Antwoord schriftelijke vragen : Antwoord op vragen van de leden Postma en Van Dam over het toenemende verzet tegen geluidsoverlast door motorrijders
Vragen van de leden Postma en Van Dam (beiden CDA) aan de Ministers van Infrastructuur en Waterstaat en van Justitie en Veiligheid over het toenemende verzet tegen geluidsoverlast door motorrijders (ingezonden 30 juni 2020).
Antwoord van Minister Van Nieuwenhuizen Wijbenga (Infrastructuur en Waterstaat), mede
namens de Minister van Justitie en Veiligheid (ontvangen 2 september 2020). Zie ook
Aanhangsel Handelingen, vergaderjaar 2019–2020, nr. 3579.
Vraag 1
Kent u het bericht «Eens gaat het hier gruwelijk mis»1 en «Motorrijder wordt paria van de weg: verzet groeit»2, beide uit het Algemeen Dagblad van respectievelijk 22 en 26 juni 2020?
Antwoord 1
Ja.
Vraag 2
Bent u bekend met de motie inzake overlast van motoren van (onder andere) het CDA
in de raad van de gemeente Krimpenerwaard?3
Antwoord 2
Ja.4
Vraag 3
Herkent u het beeld dat burgers zowel in de stad (bijvoorbeeld rond de boulevard van
Scheveningen) als in de regio (bijvoorbeeld op dijkwegen langs rivieren en in polders)

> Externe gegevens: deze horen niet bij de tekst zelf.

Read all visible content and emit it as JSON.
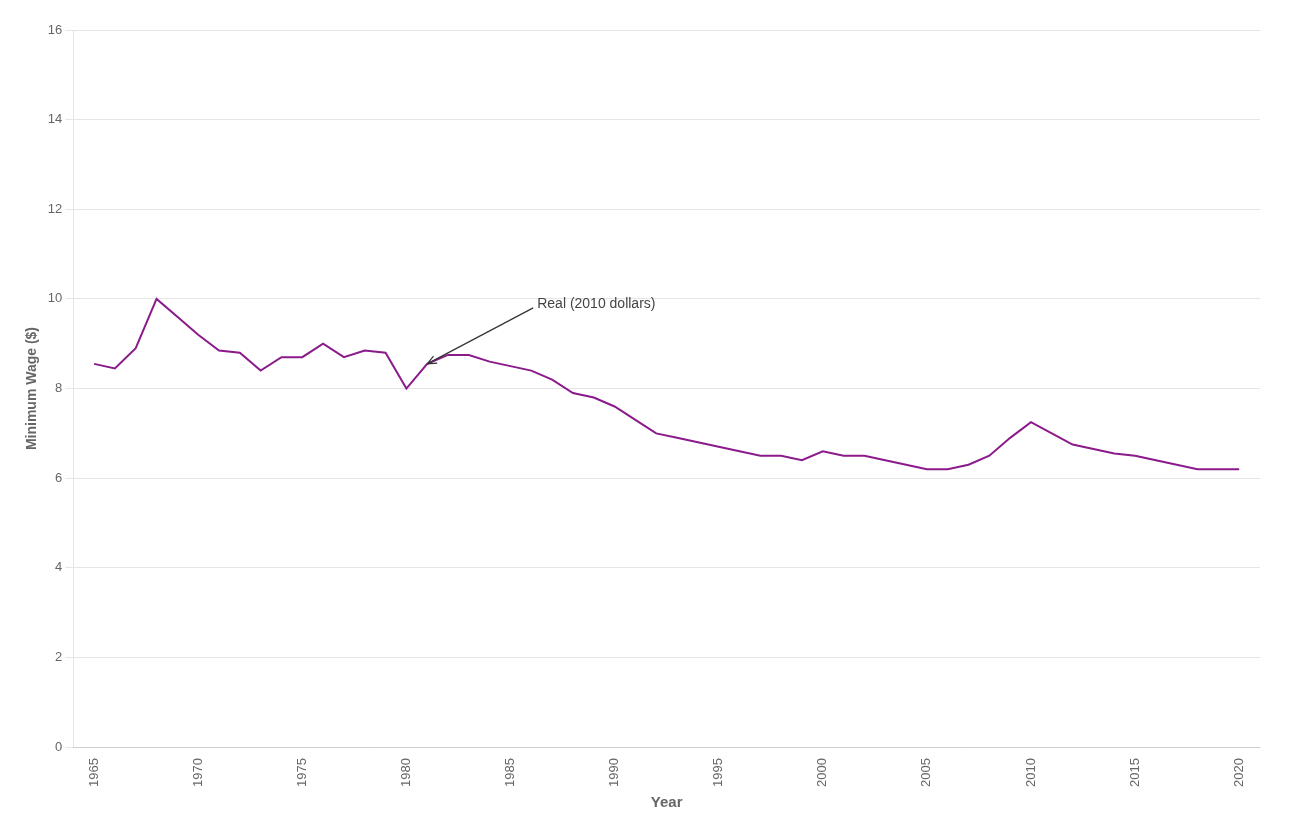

forse overlast ervaren van motoren die te veel geluid produceren? Kunt u aangeven
wat in de afgelopen jaren zowel qua preventie als handhaving aan dit probleem gedaan
is?
Antwoord 3
Het beeld dat motorvoertuigen zoals motorfietsen, bromfietsen en auto’s voor geluidoverlast
kunnen zorgen is bekend. Vanuit het Ministerie van IenW zal een onderzoek starten
naar de mogelijkheden om geluidoverlast door motorfietsen te verminderen. Daarbij
wordt gedacht aan zowel beleidsopties voor het rijk als opties voor lokaal beleid,
waaronder handhaving van bestaande geluidsnormen en productregelgeving. De uitkomsten
van dat onderzoek worden gedeeld met uw Kamer.
De politie handhaaft op het te veel geluid produceren door motorrijders en andere
verkeersdeelnemers. Dat gebeurt enerzijds in situaties waarin een verkeersdeelnemer
onnodig geluid produceert (zoals onnodig claxonneren, slippen, gas geven, remmen)
en anderzijds door te meten of het voertuig meer geluid produceert dan wettelijk is
toegestaan.
Daarnaast handhaaft de politie extra op een aantal dijken in de zomerperiode, onder
andere op snelheid. Aanleiding hiervoor is zowel geluidoverlast als de veiligheid
van andere weggebruikers.
In 2018 en 2019 zijn jaarlijks circa 230 boetes uitgeschreven voor het onnodig produceren
van geluid zoals het niet voldoen aan het maximum geluidsniveau door motorfietsen.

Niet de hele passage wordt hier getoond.